Jedes betrachtete Kriterium ist in Bezug auf die ausgeführte Tätigkeit/Tätigkeitsgruppe und die vorliegende Anlage/auf den vorliegenden Anlagentyp sowie im Zusammenwirken mit den anderen Kriterien nach Tabelle A 4-3 zu bewerten.

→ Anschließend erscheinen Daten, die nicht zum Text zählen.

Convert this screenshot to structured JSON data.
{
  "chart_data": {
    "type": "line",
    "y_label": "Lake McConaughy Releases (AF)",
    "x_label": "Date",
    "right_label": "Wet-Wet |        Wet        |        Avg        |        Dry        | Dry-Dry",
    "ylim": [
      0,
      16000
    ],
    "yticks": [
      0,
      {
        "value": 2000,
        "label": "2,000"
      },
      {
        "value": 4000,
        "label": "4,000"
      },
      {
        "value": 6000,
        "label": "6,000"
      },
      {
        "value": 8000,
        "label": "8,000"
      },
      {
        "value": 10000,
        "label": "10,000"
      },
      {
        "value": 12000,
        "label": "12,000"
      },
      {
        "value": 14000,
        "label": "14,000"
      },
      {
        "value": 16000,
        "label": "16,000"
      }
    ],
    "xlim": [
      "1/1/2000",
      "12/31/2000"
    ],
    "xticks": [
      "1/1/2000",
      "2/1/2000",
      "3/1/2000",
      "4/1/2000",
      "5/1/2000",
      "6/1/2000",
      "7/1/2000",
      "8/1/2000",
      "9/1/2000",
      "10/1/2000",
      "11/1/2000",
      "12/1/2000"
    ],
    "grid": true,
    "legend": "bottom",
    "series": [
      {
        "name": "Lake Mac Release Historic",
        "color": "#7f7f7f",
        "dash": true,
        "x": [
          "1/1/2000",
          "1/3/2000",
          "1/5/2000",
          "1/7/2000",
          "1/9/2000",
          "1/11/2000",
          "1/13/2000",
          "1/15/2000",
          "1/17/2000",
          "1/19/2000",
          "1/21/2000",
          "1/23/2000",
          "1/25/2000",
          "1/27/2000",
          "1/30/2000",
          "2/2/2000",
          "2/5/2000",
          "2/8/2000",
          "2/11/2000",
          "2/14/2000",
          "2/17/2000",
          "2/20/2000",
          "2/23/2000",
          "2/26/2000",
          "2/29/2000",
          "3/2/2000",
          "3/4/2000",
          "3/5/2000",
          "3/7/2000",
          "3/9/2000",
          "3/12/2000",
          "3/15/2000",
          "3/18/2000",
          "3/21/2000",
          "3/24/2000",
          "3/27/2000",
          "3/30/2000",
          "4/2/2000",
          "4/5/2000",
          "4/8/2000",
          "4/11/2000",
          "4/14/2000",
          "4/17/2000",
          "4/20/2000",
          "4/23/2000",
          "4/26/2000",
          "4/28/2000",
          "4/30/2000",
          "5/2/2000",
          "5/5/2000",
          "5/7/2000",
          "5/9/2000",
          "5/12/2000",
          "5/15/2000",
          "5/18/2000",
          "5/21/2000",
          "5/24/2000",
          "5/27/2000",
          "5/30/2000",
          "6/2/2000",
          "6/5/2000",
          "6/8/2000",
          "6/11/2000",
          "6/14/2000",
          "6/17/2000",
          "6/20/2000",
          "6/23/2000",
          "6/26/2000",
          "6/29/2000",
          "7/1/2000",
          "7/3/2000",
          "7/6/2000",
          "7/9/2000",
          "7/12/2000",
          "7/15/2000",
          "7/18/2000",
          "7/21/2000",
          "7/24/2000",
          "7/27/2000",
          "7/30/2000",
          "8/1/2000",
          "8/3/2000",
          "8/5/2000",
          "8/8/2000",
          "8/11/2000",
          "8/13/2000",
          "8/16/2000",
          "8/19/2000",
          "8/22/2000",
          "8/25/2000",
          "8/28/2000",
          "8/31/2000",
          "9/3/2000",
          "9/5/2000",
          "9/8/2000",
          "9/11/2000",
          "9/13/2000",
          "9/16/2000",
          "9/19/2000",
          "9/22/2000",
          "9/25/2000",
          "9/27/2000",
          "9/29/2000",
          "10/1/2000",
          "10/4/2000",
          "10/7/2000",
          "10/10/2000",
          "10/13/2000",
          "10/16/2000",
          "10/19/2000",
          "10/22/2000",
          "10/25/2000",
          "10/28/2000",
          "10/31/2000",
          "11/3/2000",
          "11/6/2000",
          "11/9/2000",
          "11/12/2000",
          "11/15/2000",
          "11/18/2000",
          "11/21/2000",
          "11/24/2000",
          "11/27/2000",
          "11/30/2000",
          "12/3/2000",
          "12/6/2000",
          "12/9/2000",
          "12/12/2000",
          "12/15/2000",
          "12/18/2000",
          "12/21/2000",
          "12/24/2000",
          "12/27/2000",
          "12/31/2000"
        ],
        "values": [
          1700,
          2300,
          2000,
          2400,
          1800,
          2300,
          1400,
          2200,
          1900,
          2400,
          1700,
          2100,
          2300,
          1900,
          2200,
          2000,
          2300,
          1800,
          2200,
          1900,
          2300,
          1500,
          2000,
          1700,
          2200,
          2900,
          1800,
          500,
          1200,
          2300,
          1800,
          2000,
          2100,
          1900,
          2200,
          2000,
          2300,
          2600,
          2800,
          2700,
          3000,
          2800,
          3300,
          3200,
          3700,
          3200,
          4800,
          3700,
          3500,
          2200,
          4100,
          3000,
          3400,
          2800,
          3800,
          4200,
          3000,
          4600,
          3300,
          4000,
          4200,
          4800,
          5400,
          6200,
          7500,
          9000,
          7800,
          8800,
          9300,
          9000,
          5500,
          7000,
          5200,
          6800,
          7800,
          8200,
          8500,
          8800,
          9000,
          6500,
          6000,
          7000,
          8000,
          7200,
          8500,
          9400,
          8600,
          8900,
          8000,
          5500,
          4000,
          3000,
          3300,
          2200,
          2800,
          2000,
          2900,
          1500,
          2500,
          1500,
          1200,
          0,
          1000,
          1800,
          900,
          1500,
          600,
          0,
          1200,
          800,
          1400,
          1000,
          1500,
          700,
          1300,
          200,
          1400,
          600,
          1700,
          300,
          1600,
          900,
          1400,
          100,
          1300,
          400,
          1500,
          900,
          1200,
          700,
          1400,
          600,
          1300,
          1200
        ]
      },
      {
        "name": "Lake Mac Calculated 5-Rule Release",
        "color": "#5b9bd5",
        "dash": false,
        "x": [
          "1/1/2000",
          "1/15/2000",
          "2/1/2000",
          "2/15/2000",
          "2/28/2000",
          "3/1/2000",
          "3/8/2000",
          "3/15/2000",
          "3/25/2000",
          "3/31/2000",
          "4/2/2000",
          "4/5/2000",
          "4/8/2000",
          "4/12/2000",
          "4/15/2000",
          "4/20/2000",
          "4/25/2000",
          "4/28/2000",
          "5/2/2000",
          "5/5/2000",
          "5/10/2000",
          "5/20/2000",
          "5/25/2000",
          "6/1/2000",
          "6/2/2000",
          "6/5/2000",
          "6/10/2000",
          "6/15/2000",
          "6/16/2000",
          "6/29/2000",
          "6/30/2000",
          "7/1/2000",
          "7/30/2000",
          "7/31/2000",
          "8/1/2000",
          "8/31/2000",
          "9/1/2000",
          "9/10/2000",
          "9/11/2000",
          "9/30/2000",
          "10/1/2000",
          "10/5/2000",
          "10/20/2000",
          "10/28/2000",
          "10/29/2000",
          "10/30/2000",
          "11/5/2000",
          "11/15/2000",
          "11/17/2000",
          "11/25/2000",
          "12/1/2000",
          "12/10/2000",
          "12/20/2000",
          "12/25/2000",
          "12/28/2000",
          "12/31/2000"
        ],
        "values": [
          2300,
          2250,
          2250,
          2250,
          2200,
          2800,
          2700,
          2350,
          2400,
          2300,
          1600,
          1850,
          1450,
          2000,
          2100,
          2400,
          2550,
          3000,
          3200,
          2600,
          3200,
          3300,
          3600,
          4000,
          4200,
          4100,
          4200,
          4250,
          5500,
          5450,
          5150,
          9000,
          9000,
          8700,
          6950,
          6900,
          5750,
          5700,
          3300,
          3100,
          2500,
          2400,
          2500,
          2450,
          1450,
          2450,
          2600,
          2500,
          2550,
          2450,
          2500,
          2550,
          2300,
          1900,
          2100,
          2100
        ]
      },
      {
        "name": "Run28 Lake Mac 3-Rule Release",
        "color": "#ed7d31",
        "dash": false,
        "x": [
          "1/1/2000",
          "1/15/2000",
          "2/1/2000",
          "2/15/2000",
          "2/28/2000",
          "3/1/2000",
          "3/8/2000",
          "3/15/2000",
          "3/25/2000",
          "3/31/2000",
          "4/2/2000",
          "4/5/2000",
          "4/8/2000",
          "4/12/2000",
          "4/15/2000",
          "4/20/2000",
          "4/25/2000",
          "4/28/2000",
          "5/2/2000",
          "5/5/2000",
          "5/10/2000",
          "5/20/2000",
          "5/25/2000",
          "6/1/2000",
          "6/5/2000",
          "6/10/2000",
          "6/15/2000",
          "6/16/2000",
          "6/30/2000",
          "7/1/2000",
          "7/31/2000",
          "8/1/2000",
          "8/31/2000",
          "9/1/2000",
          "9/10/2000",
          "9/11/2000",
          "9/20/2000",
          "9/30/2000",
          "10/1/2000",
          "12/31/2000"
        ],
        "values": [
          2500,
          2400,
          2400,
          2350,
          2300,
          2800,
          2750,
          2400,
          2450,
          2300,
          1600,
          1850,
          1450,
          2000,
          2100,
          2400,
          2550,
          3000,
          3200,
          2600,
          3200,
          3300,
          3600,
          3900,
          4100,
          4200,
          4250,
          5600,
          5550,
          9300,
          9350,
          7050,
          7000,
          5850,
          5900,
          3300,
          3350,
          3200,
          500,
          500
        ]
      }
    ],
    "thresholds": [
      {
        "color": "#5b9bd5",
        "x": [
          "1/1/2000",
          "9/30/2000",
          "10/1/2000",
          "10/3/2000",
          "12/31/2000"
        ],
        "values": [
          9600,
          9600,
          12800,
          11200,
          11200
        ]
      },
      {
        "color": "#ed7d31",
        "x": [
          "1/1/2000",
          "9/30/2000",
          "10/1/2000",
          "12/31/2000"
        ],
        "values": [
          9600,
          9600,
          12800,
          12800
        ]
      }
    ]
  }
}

Die Bewertungspunkte 0 bis 10 sind dahingehend zu vergeben, wie weit das jeweilige Kriterium die Verletzungswahrscheinlichkeit beeinflusst: Einfluss führt zu Verletzungswahrscheinlichkeit:
0 | praktisch unmöglich; |
---|---|
2 | denkbar, aber sehr unwahrscheinlich; |
4 | unwahrscheinlich; |
7 | selten; |
10 | gelegentlich bis häufig. |
Ist ein Kriterium nicht zutreffend (z. B. es ist keine entsprechende Maßnahme möglich, es liegen keine statistischen Daten vor), ist der Wert der Bewertungspunkte für dieses Kriterium auf den Durchschnittwert der anderen bewerteten Kriterien zu setzen, damit das Ergebnis nicht verzerrt wird.
Beispiel:
Kriterium a) | ... 4 Punkte |
---|---|
Kriterium b) | ... nicht zutreffend |
→ Wert wird auf 3,5 Punkte gesetzt | |
Kriterium c) | ... 2 Punkte |
Kriterium d) | ... 4 Punkte |
Kriterium e) | ... nicht zutreffend |
→ Wert wird auf 3,5 Punkte gesetzt | |
Kriterium f) | ... 4 Punkte |
Die Bewertung der Kriterien a, c, d und f ergeben zusammen 14 Punkte. Die Werte der nicht zutreffenden Kriterien b und e werden auf den Wert 3,5 (=14/4: Mittelwert der 4 anderen Kriterien) gesetzt.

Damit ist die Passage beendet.